Another part of Hanson’s job is perhaps a bit more challenging. It’s one thing to show that seeds are important. It’s quite another to make them interesting enough so that a person who doesn’t particularly care about seeds (other than to momentarily give thanks for caffeine, a cotton sweater, or a poppy seed bagel) wants to read a book dedicated to seeds. Hanson recognizes this and ends the preface: “If I have done my job right, you will see in the end what I have come to know, and what Noah [Hanson’s seed-obsessed child] apparently realized from the start: seeds are a marvel, worthy of our study, praise, wonder, and any number of exclamations points. (!)”
Hanson does his job well. And in the end becomes one of my favorite kind of writers—the kind who can take something so seemingly (and perhaps deceptively) simple and so often overlooked and make it not only relevant, but fun.

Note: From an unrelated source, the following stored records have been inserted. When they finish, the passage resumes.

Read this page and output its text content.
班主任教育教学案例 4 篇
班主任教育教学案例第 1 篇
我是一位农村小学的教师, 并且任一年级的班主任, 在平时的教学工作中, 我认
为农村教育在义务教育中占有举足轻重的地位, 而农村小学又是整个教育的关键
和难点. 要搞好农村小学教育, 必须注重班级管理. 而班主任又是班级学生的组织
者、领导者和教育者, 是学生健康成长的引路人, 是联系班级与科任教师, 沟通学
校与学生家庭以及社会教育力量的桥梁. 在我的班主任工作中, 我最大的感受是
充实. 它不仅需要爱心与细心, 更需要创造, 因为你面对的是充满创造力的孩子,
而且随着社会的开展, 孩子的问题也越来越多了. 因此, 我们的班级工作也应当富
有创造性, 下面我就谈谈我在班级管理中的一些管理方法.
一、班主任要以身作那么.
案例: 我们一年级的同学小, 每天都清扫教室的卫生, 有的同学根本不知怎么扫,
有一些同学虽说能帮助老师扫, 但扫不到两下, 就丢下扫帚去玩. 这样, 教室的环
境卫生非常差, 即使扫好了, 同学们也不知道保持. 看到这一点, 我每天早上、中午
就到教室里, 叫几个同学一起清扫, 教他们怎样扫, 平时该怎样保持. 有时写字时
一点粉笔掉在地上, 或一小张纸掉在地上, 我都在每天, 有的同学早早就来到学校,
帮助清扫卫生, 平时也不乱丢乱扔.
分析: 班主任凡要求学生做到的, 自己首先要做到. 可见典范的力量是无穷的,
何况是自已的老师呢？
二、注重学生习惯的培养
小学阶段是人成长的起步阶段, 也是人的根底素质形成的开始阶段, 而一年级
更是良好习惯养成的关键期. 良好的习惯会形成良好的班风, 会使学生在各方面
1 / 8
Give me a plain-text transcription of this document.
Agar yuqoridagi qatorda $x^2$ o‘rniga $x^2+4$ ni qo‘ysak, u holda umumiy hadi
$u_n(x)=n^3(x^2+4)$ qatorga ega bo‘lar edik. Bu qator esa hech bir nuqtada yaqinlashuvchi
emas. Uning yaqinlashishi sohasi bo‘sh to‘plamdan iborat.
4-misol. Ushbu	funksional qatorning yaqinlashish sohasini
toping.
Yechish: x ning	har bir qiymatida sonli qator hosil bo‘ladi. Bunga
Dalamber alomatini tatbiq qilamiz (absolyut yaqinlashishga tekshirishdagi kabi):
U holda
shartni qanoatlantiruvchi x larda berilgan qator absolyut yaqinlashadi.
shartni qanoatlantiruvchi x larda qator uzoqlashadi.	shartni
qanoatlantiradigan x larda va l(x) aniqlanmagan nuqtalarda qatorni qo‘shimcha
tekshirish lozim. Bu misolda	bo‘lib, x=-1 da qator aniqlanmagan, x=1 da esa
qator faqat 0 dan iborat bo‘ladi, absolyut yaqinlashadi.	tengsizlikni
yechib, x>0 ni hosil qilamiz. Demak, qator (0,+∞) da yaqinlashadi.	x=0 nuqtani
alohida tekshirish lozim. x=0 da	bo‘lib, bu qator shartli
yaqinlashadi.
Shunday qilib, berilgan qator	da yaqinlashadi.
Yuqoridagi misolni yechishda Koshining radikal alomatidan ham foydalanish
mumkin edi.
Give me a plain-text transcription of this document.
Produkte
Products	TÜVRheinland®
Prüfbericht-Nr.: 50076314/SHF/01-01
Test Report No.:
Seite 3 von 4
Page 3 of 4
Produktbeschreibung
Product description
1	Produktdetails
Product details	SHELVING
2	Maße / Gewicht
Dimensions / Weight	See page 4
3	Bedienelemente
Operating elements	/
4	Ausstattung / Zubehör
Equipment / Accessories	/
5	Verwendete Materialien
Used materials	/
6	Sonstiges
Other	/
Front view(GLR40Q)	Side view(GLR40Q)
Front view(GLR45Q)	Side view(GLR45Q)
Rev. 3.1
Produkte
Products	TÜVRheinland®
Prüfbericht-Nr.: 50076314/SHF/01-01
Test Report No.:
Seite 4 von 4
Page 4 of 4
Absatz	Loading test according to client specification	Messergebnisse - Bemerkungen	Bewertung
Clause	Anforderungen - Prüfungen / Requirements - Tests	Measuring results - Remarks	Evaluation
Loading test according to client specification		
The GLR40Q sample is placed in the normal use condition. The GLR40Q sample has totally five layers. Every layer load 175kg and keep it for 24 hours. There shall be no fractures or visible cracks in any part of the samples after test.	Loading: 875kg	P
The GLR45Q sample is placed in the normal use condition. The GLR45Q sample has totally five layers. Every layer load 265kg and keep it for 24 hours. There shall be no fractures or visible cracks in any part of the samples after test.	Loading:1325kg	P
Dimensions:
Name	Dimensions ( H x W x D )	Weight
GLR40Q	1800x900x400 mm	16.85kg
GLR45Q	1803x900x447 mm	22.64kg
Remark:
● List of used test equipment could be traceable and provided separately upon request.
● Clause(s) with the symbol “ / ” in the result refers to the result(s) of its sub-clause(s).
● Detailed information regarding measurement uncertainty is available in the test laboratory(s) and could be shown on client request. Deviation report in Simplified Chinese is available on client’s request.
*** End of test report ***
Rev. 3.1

The Triumph of Seeds works for several reasons. First, it’s just enjoyable to read, and Hanson has a good sense of humor. The book has lines like “Before seeds, plant sex was pretty dull stuff” and chapter titles like “Sometimes You Feel Like a Nut”. Another favorite passage is when Hanson is almost bitten by a pit viper: “I recognized it as a fer-de-lance, a snake famed throughout Central America for its unfortunate combination of strong venom and a short temper. In this individual’s defense, however, I must confess that I had been poking it with a stick.” If Hanson is having fun wondering whether running or staying put is the safest course of action after almost being bitten by the snake, he seems positively gleeful that purchasing Almond Joys and visiting coffee shops are (for him) legitimate business activities/expenses. It’s hard not to get caught up in his enthusiasm.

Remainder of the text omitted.